New clues to why Mercury
does have a thin atmosphere have been discovered by the MESSENGER spacecraft.
"Mercury's atmosphere
is so thin, it would have vanished long ago unless something was replenishing
it," James Slavin of NASA's Goddard Space Flight Center, Greenbelt, Md., said in a statement.
That something is the solar
wind, charged particles that stream out from the sun and which have a tricky
way of skirting the planet's protective magnetic field. The planet has
tornado-like magnetic vortices that let charged particles from the sun pour in,
Slavin and his colleagues found. The particles kick up atoms at the surface
that replenish the planet's thin atmosphere.
Launching atoms
The solar wind is a thin
plasma, a stream of electrically charged particles that race constantly from
the surface of the sun at about 250 to 370 miles per second (400 to 600
kilometers per second).
Scientists didn't know how
the particles got past Mercury's magnetic field. That's becoming clearer with
analyses of information
that the probe gathered during two close flybys of Mercury in 2008 together
with older observations of the planet by the Mariner 10 probe in 1974 and 1975.
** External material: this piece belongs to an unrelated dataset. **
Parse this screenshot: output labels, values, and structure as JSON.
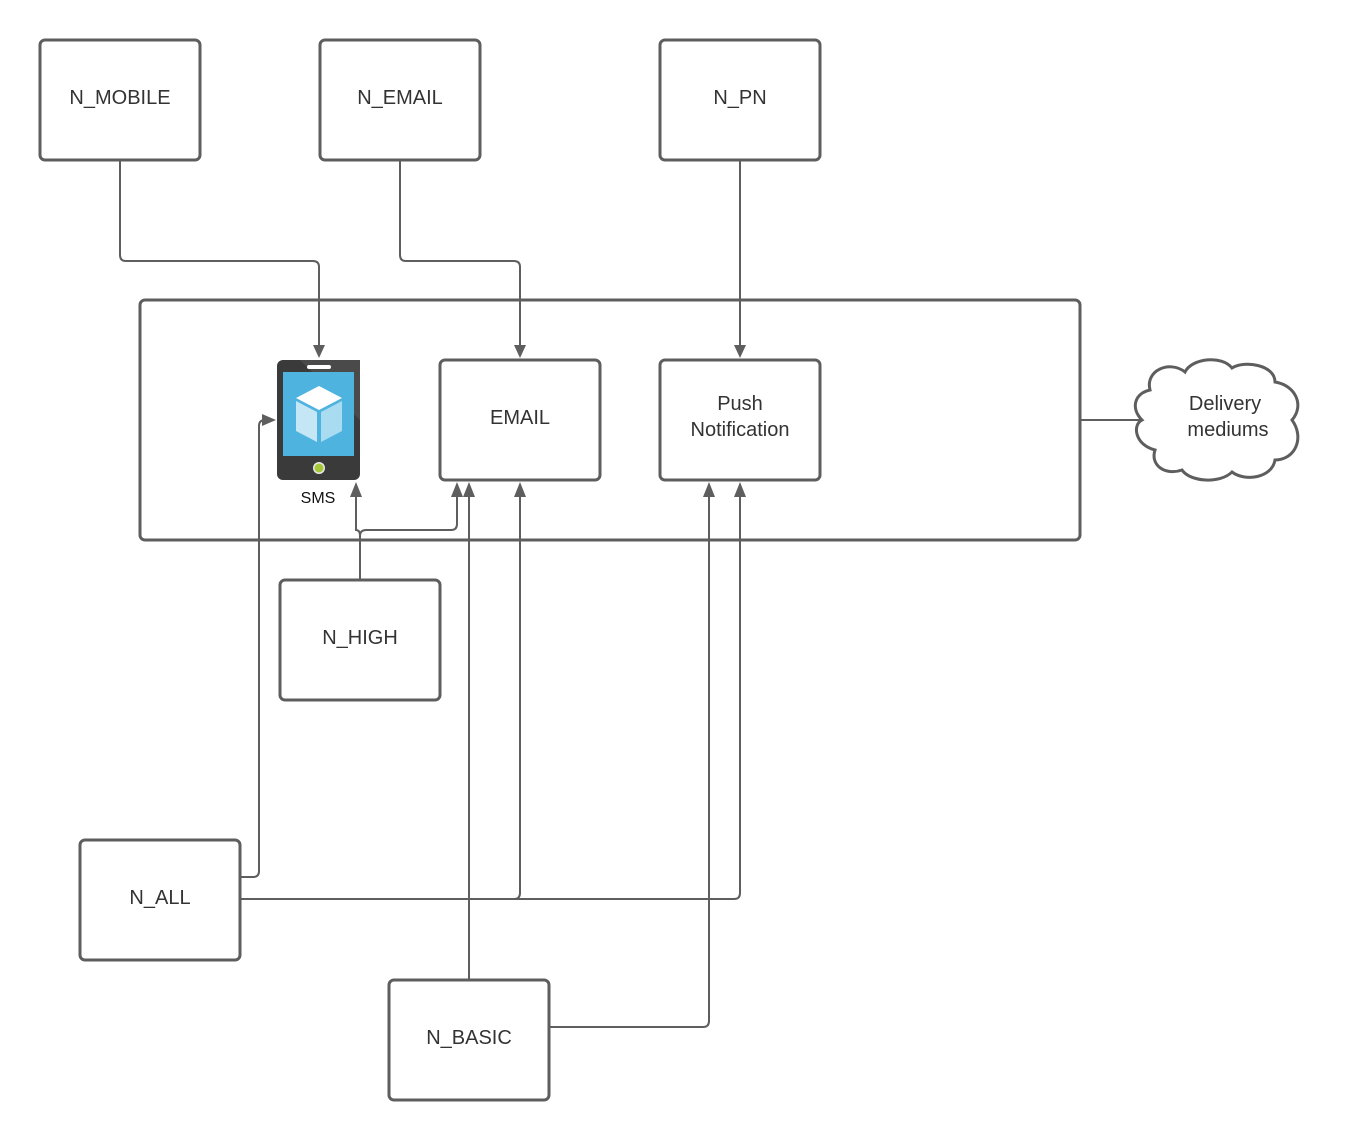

The results are detailed in
the May 1 issue of the journal Science.
Mercury and Earth are both
protected from solar radiation, at least to some degree, by each planet's
magnetic field, or magnetosphere. The sun also has a magnetic field, which is
carried throughout the solar system on the solar wind. Amidst the planets, the
sun's field is called the Interplanetary Magnetic Field.
In its latest
flyby, MESSENGER revealed that Mercury's magnetosphere is leaky. Like huge
tornadoes, twisted bundles of magnetic fields that are up to 500 miles
wide or a third of the radius of the planet,
can open where the magnetosphere interacts with the sun's Interplanetary
Magnetic Field. When the two fields touch the event is called a reconnection.
It opens a hole through Mercury's magnetosphere that allows solar winds to
buffet its thin atmosphere and strike the planet's surface.
For some reason, there are
more tornadoes than scientists had anticipated.
"Mercury's proximity to
the sun only accounts for about a third of the reconnection rate we see,"
Slavin said. "It will be exciting to see what's special about Mercury to
explain the rest."
Reconnections at Earth
Reconnections also happen in
Earth's magnetosphere, but our planet's atmosphere is thick enough to protect
the surface from cosmic radiation.
Venus and Mars do not have
magnetospheres, but they do have atmospheres and they are exposed to solar
winds. The winds carry off gases in their upper atmospheres, slowly eroding
them down. Venus is more volcanic than Mars and its volcanoes can belch new
gases into its atmosphere to restore what is stripped away. But Mars'
atmosphere is slowly drifting off, borne on the solar wind.
MESSENGER will fly by
Mercury a third time on Sept. 29, and then it should begin to orbit the planet
-- to intensify its scientific operations -- in March 2011.